When I compose shapes for a painting my head feels like it is stuffed with wool. How did I  learn to do this upside down through a 4x5’s viewfinder so many years ago? But perhaps that is the answer right there. I did learn to compose through a camera lens looking at shapes and light upside down. Those images made no “sense” to my brain and so had to be looked at as compositional elements only. Back in the day I remember cursing silently as I tried to get images in focus through the top of my ancient TLR (Twin Lens Reflex) Ricohflex camera. The tiny, upside image in the shadowed viewfinder on the top of the camera was a pain in the butt to use. Composing images in an old 4x5 Press Camera was easier, but still not easy…and upside down too! Funny how today…23 years later, I not only remember those events but bless them for their teachings.
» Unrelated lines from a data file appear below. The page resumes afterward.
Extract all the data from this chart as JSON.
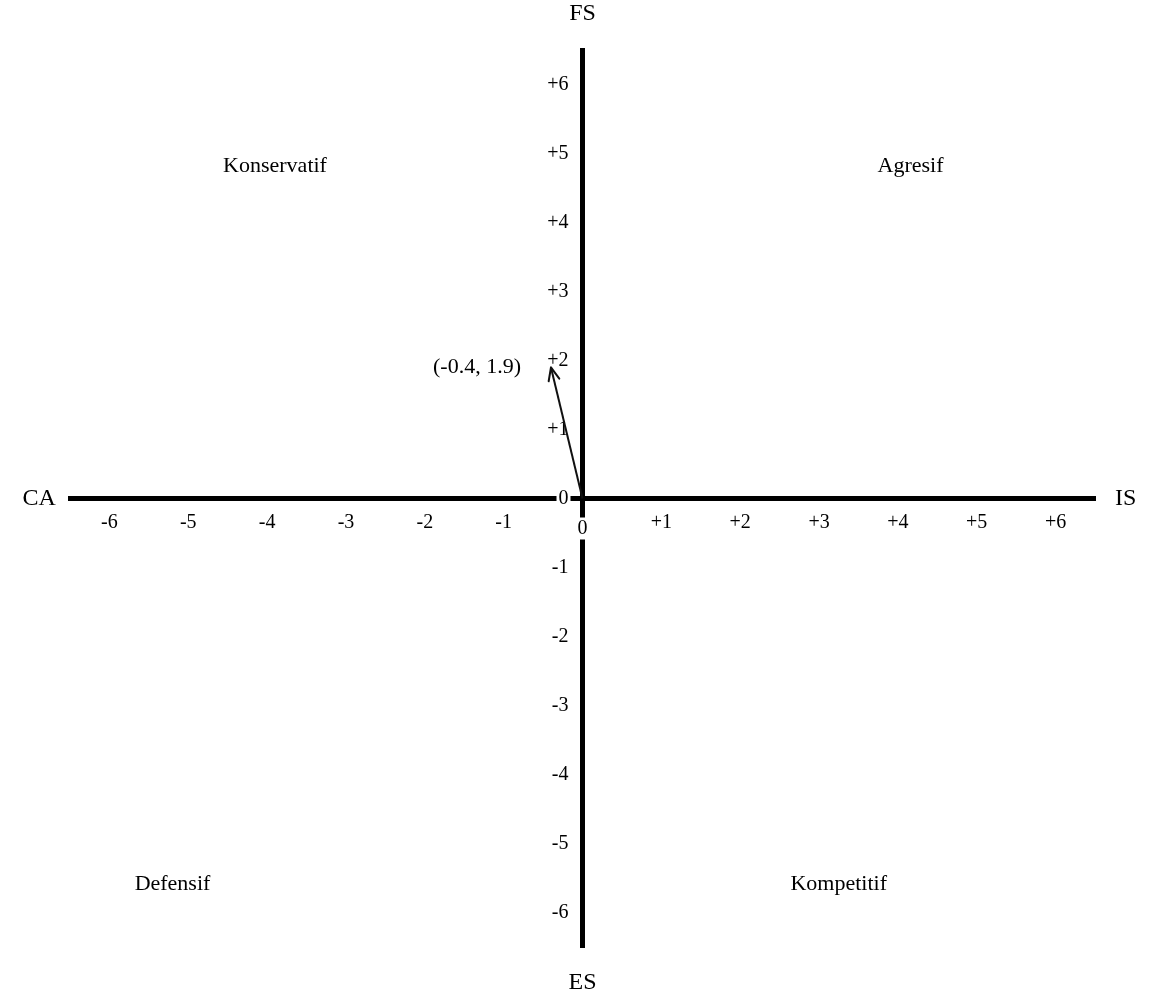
{
  "chart_data": {
    "type": "line",
    "series": [
      {
        "x": [
          0,
          -0.4
        ],
        "values": [
          0,
          1.9
        ],
        "color": "#111111"
      }
    ],
    "marker": "none",
    "xlim": [
      -6.5,
      6.5
    ],
    "ylim": [
      -6.5,
      6.5
    ],
    "xticks": [
      {
        "value": -6,
        "label": "-6"
      },
      {
        "value": -5,
        "label": "-5"
      },
      {
        "value": -4,
        "label": "-4"
      },
      {
        "value": -3,
        "label": "-3"
      },
      {
        "value": -2,
        "label": "-2"
      },
      {
        "value": -1,
        "label": "-1"
      },
      0,
      {
        "value": 1,
        "label": "+1"
      },
      {
        "value": 2,
        "label": "+2"
      },
      {
        "value": 3,
        "label": "+3"
      },
      {
        "value": 4,
        "label": "+4"
      },
      {
        "value": 5,
        "label": "+5"
      },
      {
        "value": 6,
        "label": "+6"
      }
    ],
    "yticks": [
      {
        "value": -6,
        "label": "-6"
      },
      {
        "value": -5,
        "label": "-5"
      },
      {
        "value": -4,
        "label": "-4"
      },
      {
        "value": -3,
        "label": "-3"
      },
      {
        "value": -2,
        "label": "-2"
      },
      {
        "value": -1,
        "label": "-1"
      },
      0,
      {
        "value": 1,
        "label": "+1"
      },
      {
        "value": 2,
        "label": "+2"
      },
      {
        "value": 3,
        "label": "+3"
      },
      {
        "value": 4,
        "label": "+4"
      },
      {
        "value": 5,
        "label": "+5"
      },
      {
        "value": 6,
        "label": "+6"
      }
    ],
    "grid": false,
    "legend": false,
    "annotations": [
      "Konservatif",
      "Agresif",
      "Defensif",
      "Kompetitif",
      "CA",
      "IS",
      "FS",
      "ES",
      {
        "text": "(-0.4, 1.9)",
        "x": -0.4,
        "y": 1.9
      }
    ]
  }
}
I guess I really need to start looking at the world upside down once again. *chuckle* Clearly, this is my answer to clearing out the mental wool.

A pause here while I apply my new insight to my compositional sketches…and voila! It works. In the interest of science here is a look at some of my compositional studies on masses and shapes for the new painting. Color studies and accurate thumbnails come next and then…the actual painting! Is it possible to be sweating and enjoying oneself at the same time? Apparently so…*lol*

Compositional sketches looking at mass shapes

Wednesday, August 4, 2010

Two new sketches

Monday I took some time in Seattle and sketched in Volunteer Park. It was wonderfully relaxing! Although the Conservatory was closed it made a wonderful subject, especially in my long Moleskin sketchbook.
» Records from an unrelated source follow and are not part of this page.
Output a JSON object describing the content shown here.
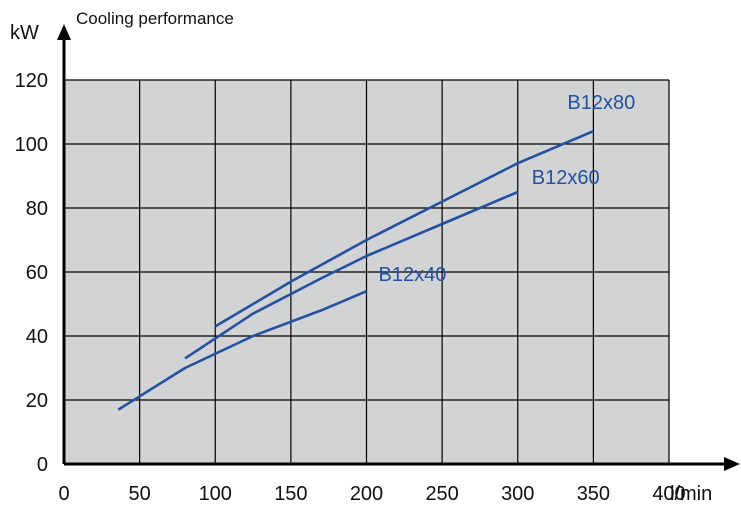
{
  "chart_data": {
    "type": "line",
    "title": "Cooling performance",
    "ylabel": "kW",
    "xlabel": "l/min",
    "xlim": [
      0,
      400
    ],
    "ylim": [
      0,
      120
    ],
    "x_ticks": [
      0,
      50,
      100,
      150,
      200,
      250,
      300,
      350,
      400
    ],
    "y_ticks": [
      0,
      20,
      40,
      60,
      80,
      100,
      120
    ],
    "grid": true,
    "colors": {
      "plot_background": "#d1d3d4",
      "grid": "#000000",
      "axis": "#000000",
      "series": "#2650a0"
    },
    "series": [
      {
        "name": "B12x40",
        "x": [
          36,
          80,
          125,
          170,
          200
        ],
        "y": [
          17,
          30,
          40,
          48,
          54
        ]
      },
      {
        "name": "B12x60",
        "x": [
          80,
          125,
          170,
          200,
          250,
          300
        ],
        "y": [
          33,
          47,
          58,
          65,
          75,
          85
        ]
      },
      {
        "name": "B12x80",
        "x": [
          100,
          150,
          200,
          250,
          300,
          350
        ],
        "y": [
          43,
          57,
          70,
          82,
          94,
          104
        ]
      }
    ]
  }
}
The Conservatory at Volunteer Park, Seattle

 Today's sketch is of my horse Percy. He was supposed to be getting his teeth done today but the vet had to reschedule until Friday due to car troubles. I decided to hang out with him over lunch. He's such a sweetie to hang with and so handsome too!

Percy at lunch today

On reflection I can see that my sketching is improving. I'm glad of this as it makes recording my world so much easier! I plan to turn some attention to a few fine art pieces over the next few days. I'm looking forward to that but hope that I don't miss my sketching too much. I suppose the beauty of a sketch journal is that it's supposed to be a relatively quick way of recording experiences.

I'm finding keeping a sketch journal quite addictive. Danny Gregory speaks about that. Well, I guess I'm hooked now. There are certainly worse things to be addicted to! ;-)

Tuesday, August 3, 2010

An Art-ful Afternoon at the Gift Horse Saddlery

Come one, come all! This Saturday (8/7) I will be visiting artist at the Gift Horse Saddlery from 1-4 in the afternoon. I’ll be answering questions about how a portrait can be created of your pet. I'll be showcasing my current work by demonstrating my painting process while at the store. People are welcome to bring in a clear, sharp photo of their pet/horse and get an on-the-spot sketch for $10. If you're in the area I hope you'll stop by and say "hi." It’s going to be an art-filled afternoon at the Gift Horse on Saturday!